GSA is one of the world’s largest student accommodation owners, with $7B of assets under management in 80 cities across the globe. 

Owners can’t just sit back and expect to achieve 98% occupancy and thus see rents grow by 5% to 6% a year, Hunt said. That has been the norm for the past few years, even as university budgets have become ever more stretched and government immigration policies have threatened to curtail overseas student numbers. 

There is no single reason to point to, Hunt said. The number of people going to university remains above long-term averages, he said, as does the number of overseas students, who are typically the occupants of higher-end schemes. 

But he did point to affordability as an issue. Recent rent rises have made even the average purpose-built room expensive for students. For the first time in more than a decade, London is seeing a slight dip in occupational resiliency, he said, and the recent preconception that any scheme located near a Russell Group university will perform well no longer necessarily holds true.

“I think affordability has been an agenda item for the last two or three years, and perhaps there's a little bit of moderation needs to be considered more generally,” JLL Head of UK Student Housing - Living Capital Markets Huw Forrest said. “I think we're seeing investors looking very much at underwrite, as opposed to yield pricing, in the sector.”

Invesco Real Estate is an institutional investor with one asset in the UK, and when comparing the country to continental Europe, the market can look slightly less attractive, said Alicia Edgar, Invesco Real Estate director of living investments in Europe. 

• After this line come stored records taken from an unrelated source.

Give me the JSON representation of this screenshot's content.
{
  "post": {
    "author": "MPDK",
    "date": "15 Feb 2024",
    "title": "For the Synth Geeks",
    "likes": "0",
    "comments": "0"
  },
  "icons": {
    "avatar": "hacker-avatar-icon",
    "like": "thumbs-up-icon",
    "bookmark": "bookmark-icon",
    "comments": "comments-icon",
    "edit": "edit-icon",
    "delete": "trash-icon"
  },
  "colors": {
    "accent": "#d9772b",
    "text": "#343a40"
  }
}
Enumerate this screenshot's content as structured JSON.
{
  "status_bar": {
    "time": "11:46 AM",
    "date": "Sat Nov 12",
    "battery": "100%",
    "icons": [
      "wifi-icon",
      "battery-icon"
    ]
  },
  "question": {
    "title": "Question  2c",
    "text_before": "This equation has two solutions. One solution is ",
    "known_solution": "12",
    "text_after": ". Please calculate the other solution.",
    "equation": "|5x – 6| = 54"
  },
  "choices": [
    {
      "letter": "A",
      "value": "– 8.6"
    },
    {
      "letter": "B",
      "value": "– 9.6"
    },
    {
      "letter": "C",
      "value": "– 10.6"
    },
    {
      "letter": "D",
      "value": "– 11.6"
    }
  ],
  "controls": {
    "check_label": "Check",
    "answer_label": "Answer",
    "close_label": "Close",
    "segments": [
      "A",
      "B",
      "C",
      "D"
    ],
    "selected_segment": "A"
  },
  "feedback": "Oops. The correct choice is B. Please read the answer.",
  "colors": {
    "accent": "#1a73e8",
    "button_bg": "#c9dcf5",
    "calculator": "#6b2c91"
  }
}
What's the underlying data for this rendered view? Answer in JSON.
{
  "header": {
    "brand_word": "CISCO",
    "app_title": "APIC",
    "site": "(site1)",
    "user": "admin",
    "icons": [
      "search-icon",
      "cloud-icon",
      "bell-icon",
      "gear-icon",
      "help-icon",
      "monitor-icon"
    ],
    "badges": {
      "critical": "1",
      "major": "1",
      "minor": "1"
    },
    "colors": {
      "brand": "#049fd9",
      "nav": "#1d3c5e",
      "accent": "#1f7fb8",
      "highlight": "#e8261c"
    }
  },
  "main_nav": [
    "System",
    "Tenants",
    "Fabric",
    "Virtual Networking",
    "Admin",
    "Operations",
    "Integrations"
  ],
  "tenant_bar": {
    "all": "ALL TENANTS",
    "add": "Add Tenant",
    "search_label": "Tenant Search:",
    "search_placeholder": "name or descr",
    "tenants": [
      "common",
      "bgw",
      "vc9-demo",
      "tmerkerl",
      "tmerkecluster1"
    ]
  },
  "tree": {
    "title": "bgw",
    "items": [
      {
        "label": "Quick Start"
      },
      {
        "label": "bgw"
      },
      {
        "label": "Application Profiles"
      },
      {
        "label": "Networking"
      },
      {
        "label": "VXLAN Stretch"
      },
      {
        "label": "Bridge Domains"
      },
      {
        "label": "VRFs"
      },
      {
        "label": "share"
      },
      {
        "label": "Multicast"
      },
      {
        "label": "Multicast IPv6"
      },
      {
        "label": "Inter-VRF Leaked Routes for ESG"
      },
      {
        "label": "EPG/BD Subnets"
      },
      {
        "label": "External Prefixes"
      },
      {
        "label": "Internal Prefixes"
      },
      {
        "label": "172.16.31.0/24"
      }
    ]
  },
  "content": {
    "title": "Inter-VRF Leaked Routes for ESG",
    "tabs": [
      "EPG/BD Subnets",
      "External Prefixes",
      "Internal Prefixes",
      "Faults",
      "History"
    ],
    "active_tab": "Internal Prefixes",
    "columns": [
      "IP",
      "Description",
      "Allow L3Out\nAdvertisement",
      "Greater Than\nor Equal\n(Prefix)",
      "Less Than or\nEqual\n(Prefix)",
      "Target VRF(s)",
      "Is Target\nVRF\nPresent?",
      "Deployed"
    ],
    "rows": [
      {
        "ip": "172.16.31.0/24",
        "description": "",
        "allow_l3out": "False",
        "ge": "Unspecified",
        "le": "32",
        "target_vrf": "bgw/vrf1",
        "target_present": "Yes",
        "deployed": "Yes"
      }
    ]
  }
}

The UK has a more attractive higher education sector for international students and the advantage conferred by the English language. But at the same time, when it comes to purpose-built student accommodation, there is more supply. 

“I think it's going to be a turbulent outlook, for sure,” she said. “But I think it will remain liquid. There will be trades happening, maybe a little bit of rebasing for some of those portfolios that have got to close out over the coming months. Looking forward, I think there'll be winners and losers across the board.”

While development in the sector has not slowed as dramatically as in the build-to-rent market, the delay to projects created by new Building Safety Act regulations has made investors warier of backing new projects, she said.

The flip side of that is that a slowdown in construction would reduce supply, putting a floor under rents, Fusion Group Chief Investment Officer Daniel Harris said.